Researchers at the Stevens Institute of Technology in New Jersey have used 3D printing to fabricate the first ever bionic mushroom. The structure, which is made from an ordinary button mushroom whose cap is patterned with energy-producing cyanobacteria and graphene nanoribbons printed alongside the bacteria, is capable of generating around 65 nanoamps of current. While not enough to power an electronic device, an array of such mushrooms could provide enough current to power a light-emitting diode.
“We report on seamless merging of cyanobacteria (Anabaena) and functional nanomaterials via a 3D printing technique,” says team leader Manu Mannoor of the Neuro-Bionics and Neuro-Electric medicine Laboratory at Stevens. “Our goal was to better access the unique properties of both these components, augment them and create an entirely new functional bionic architecture on a mushroom.”
Cyanobacteria boast an unmatched internal quantum efficiency of nearly 100% for photosynthetic energy conversion – the result of 2.5 billion years of evolution, he explains. Such organisms are nature’s most efficient antenna systems for absorbing photons from the Sun and systematically directing them to reaction centres (made up of enzymes), followed by separation of charges (electrons and holes). This separation in space means that they are unable to neutralize one another by charge recombination and the electrons are thus available to produce a photocurrent.

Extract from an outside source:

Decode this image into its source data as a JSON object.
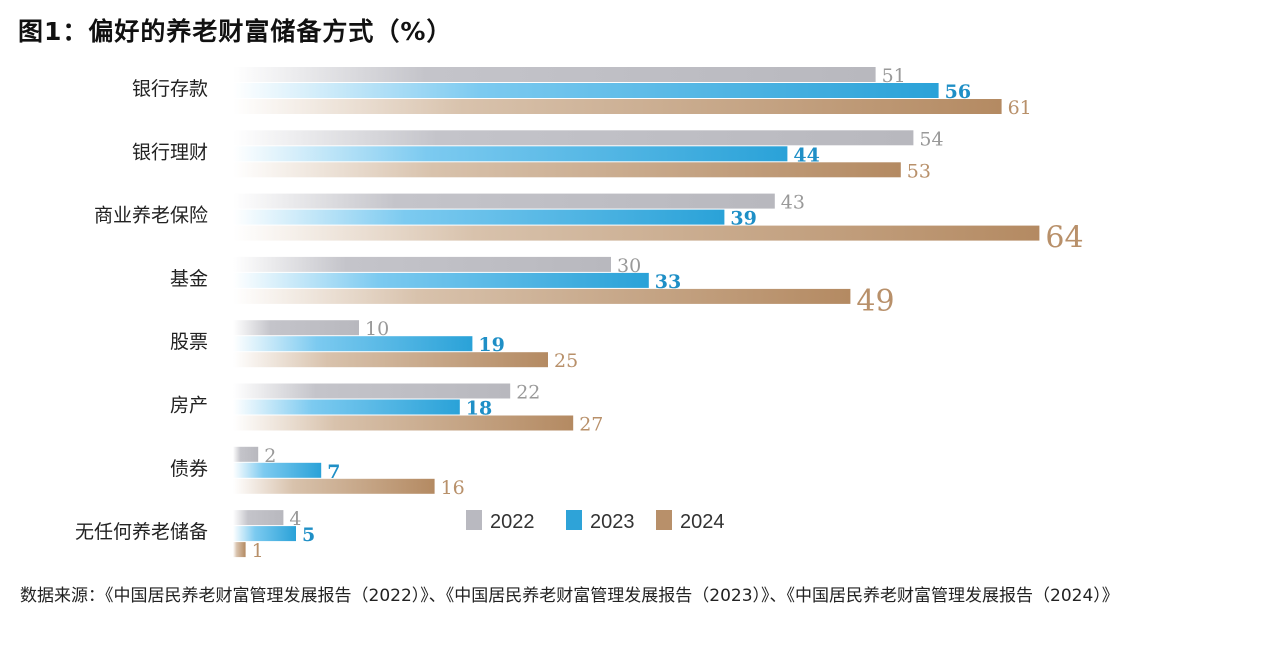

Densely-packed cyanobacterial cells
Thanks to 3D printing, the team was able to assemble densely-packed cyanobacterial cells in an anisotropic pattern on the mushroom’s pileus (cap), whose porous structure is ideally suited to such a purpose. This arrangement boosts the amount of bioelectricity the cells are able to produce compared to isotopically-casted bacteria (using a simple laboratory pipette), explains study first author Sudeep Joshi.
“Ours is an artificial symbiosis between the mushroom and the cyanobacteria/graphene nanoribbons in which the mushroom provides the right biophysiological conditions, such as shelter, moisture, nutrients, suitable pH conditions and temperature. Such mutually beneficial symbiosis naturally occurs in many living organisms but we have exploited it in an engineered device.”
The researchers began by 3D printing an electronic ink (which has a conductivity of around 0.47 S/cm) containing graphene nanoribbons onto a mushroom’s cap in a Fibonacci series pattern to act as a working electrode. They selected this specific pattern because it produces a uniformly branched electrode network that efficiently covers almost all of the pileus surface area. They then extended this electrode through the stem of the mushroom.
“Next, we 3D printed a bioink containing cyanobacteria onto the cap in a spiral pattern that intersected with the electronic ink at multiple points,” says Joshi. “At these contact sites, electrons transfer through the outer membranes of the cyanobacteria to the conductive network of the graphene nanoribbons when we shine a light source on the mushroom. This activates photosynthesis in the cyanobacteria that generate bio-electrons, which are then driven under an applied bias voltage in an electrochemical set-up.”
The techniques developed in this work, which is published in Nano Letters 10.1021/acs.nanolett.8b02642, could be extended to 3D print other types of bacterial colonies with materials such as hydrogels, Mannoor tells Physics World. “Such structures could be used to advance studies on bionic hybrids like the ones we have made and be used to develop next-generation devices that perform other useful functions, such as bioluminescence.”
The researchers say they are now looking at ways to generate higher currents using their system.